Slashdot Mirror

← Back to Stories (view on slashdot.org)

Google Adds Two-Factor Authentication To Gmail

Posted by timothy on from the get-to-the-next-phone-booth dept.

Trailrunner7 writes "Google has introduced a new two-step authentication feature for Gmail users that it says will significantly increase the security of the free mail service. The system enables users to set up a method for obtaining a secret code that will be required, along with a password, to access a Gmail account. The new two-factor authentication system is a voluntary program right now, although it could become mandatory at some point in the future. Gmail, like virtually all other webmail services, has been a frequent target of attacks, both sophisticated and mundane, aimed at hijacking users' accounts. The most famous of these was an attack that was part of the Aurora operation against Google and others, part of which targeted the Gmail accounts of Chinese dissidents."

8 of 399 comments (clear)

  1. Direct link to Google's announcement (bypass blog) by Anonymous Coward · · Score: 4, Informative

    http://googleblog.blogspot.com/2011/02/advanced-sign-in-security-for-your.html

  2. Re:IMAP? by ahecht · · Score: 4, Informative

    Read the article. There is a randomly-generated application-specific 16 digit password that is used for things like IMAP and POP3. If someone gets access to that (unlikely, since you would never need to write it down, and Google encrypts IMAP and POP3), they can only access that specific service, and its not going to be the same password you use anywhere else.

  3. Re:What apps? by bradgoodman · · Score: 4, Informative
    The section you quoted is just to set it up, I believe.

    There is a "Google Authenticator" application that you install on your phone. It has been out for several months. It requires no cell reception.

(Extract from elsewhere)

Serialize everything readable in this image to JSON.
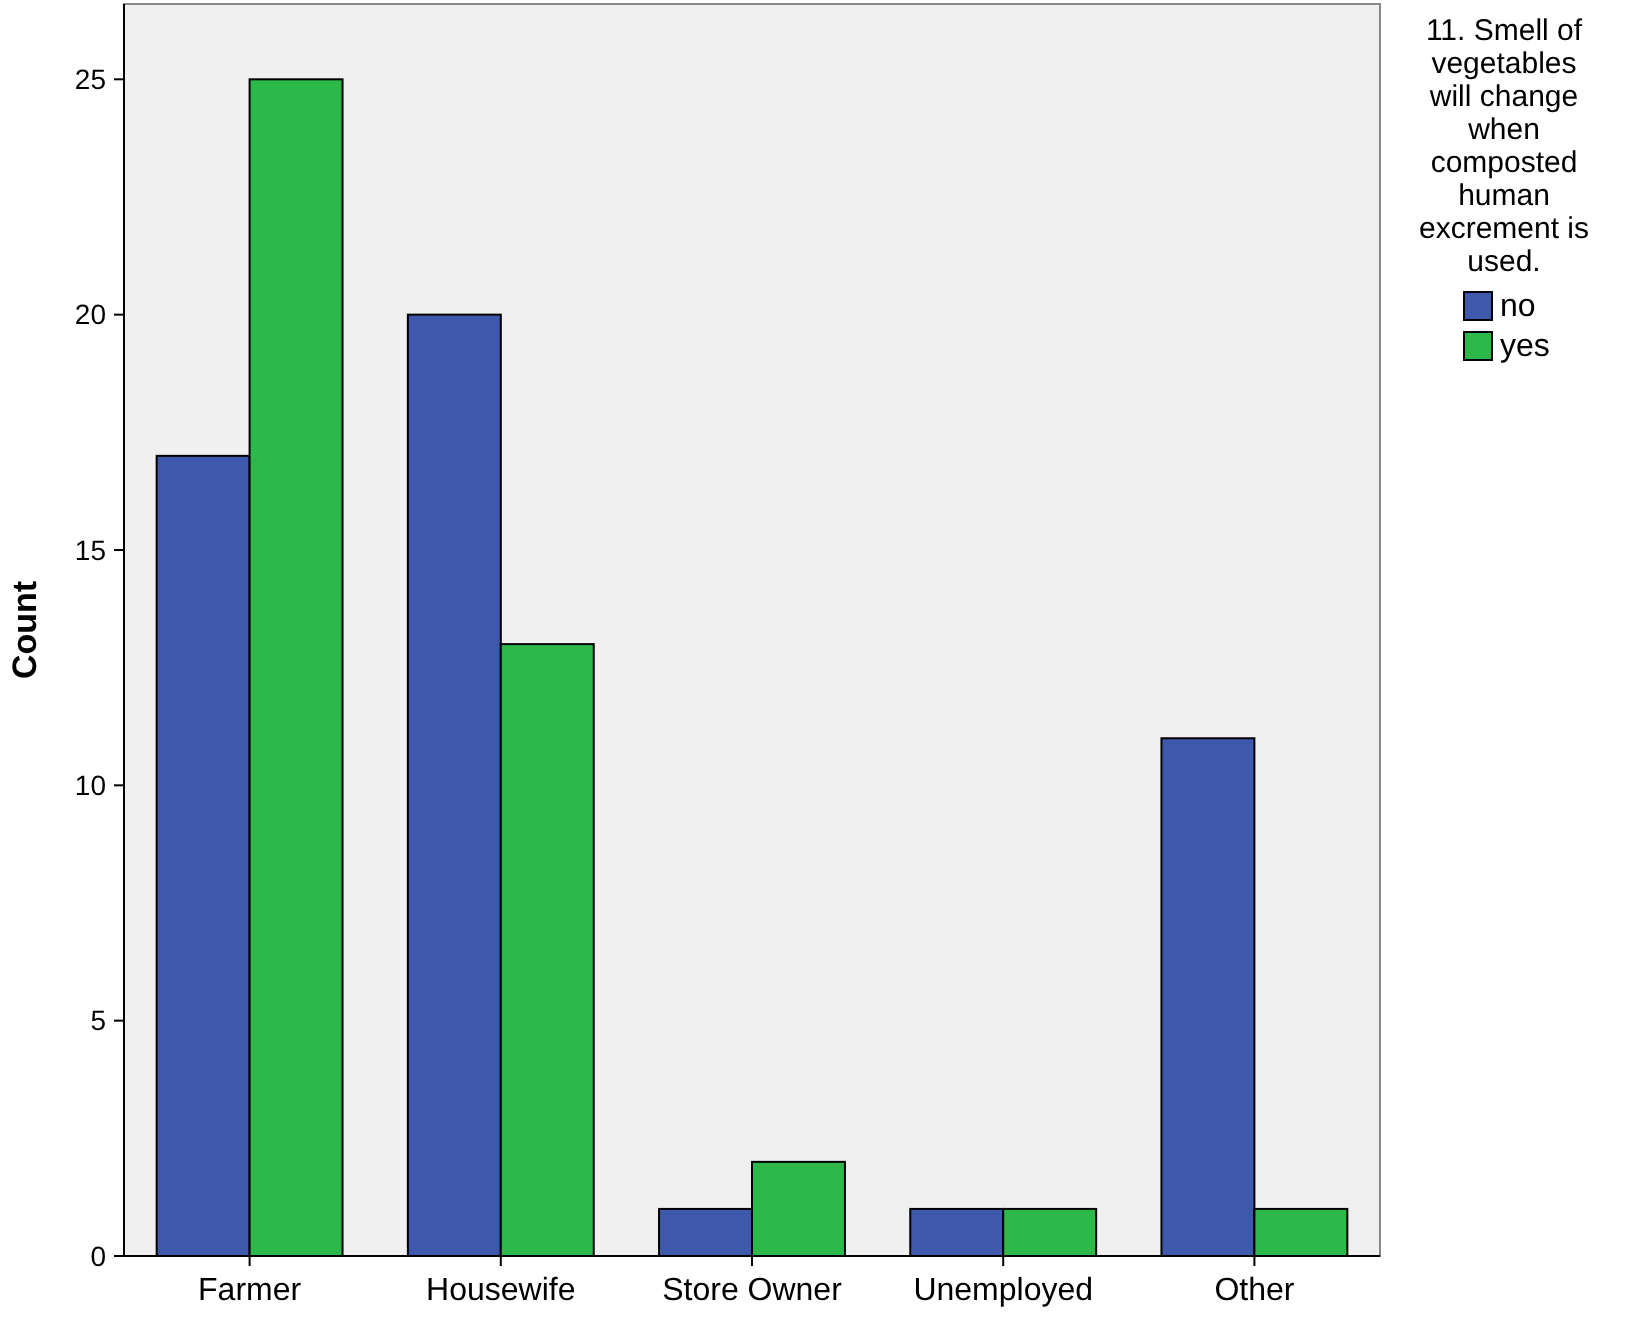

  4. Re:Good idea, bad implementation by LateArthurDent · · Score: 4, Insightful

    While I have to applaud Google for trying to keep their users' accounts safe, I have to say that this idea is really untenable. Not everyone has a cellphone, not everyone with a phone carries it all of the time, and you might not always have reception. Just this last summer, I had a month-long internship in Nebraska. The town I stayed at had zero reception on Sprint's network and the nearest cell tower was over an hour away. So, for the entire month, I was without a phone. And last February, I was in Switzerland, where again, I had no cell service.

    Furthermore, if my bank can authenticate me without requiring an SMS, then certainly my email provider can do the same.

    This isn't meant for the average joe. It's meant for people with sensitive e-mails. If you think a totalitarian government might be going after you because you're part of a human rights organization, then signing up for two-factor authentication is for you. If your e-mail is basically your friends sending you stupid chain e-mails, then it's not. After all, I do have my cell phone with me all the time, and I don't ever want the inconvenience of two-factor authentication precisely because I carry my cell phone with me all the time: I never go to the gmail web page, I use imap and check my mail with my phone's client (or rather, my phone's client tells me when I have mail).

  5. Re:Great...what if you're without your phone? by thatskinnyguy · · Score: 4, Informative

    Because some of us travel to countries/continents where cell service is either at a premium or non-existent but internet service is available by satellite. Try getting a signal in the middle of a jungle in Central America. No. I can't hear you now.

    --
    The game.
  6. Android phones already have support by GooberToo · · Score: 5, Insightful

    Install, "Google Authenticator" to allow for two-factor authentication with your Android device.

  7. Re:Great...what if you're without your phone? by gstoddart · · Score: 4, Insightful

    Or, you know, I don't carry it -- which is what I do now.

    Why is it so hard to understand that many of us simply do not carry our cell phones all of the time, nor do we want to? Are you guys so obsessed with your phone you never put it down and walk away and can't fathom that other people don't?

    I sure as hell don't want a cell-phone to be an integral part of logging into my webmail.

    --
    Lost at C:>. Found at C.
  8. Re:Great...what if you're without your phone? by bluemonq · · Score: 4, Informative

    Do you have access to a landline? Because you can set the account settings to call you via a backup number and have the code read out to you. Or you can print out some backup codes and keep them in your wallet if you choose to do so. Not only that, you have to option to not have to enter a new verification code for 30 days, just your password, so if you brought your laptop along with you, you could have enabled the 30 day grace period. Then, when you go someplace and realize that you do in fact get reception, turn the 30day off. You can even generate a ton of one-time codes for use on public computers! And once you generate the code and copy it down somewhere, you can hide it - and the code can't be retrieved from your account again! And you can revoke them at any time! And if this isn't enough choice for you - you can simply not opt-in. That's right, this is entirely opt-in.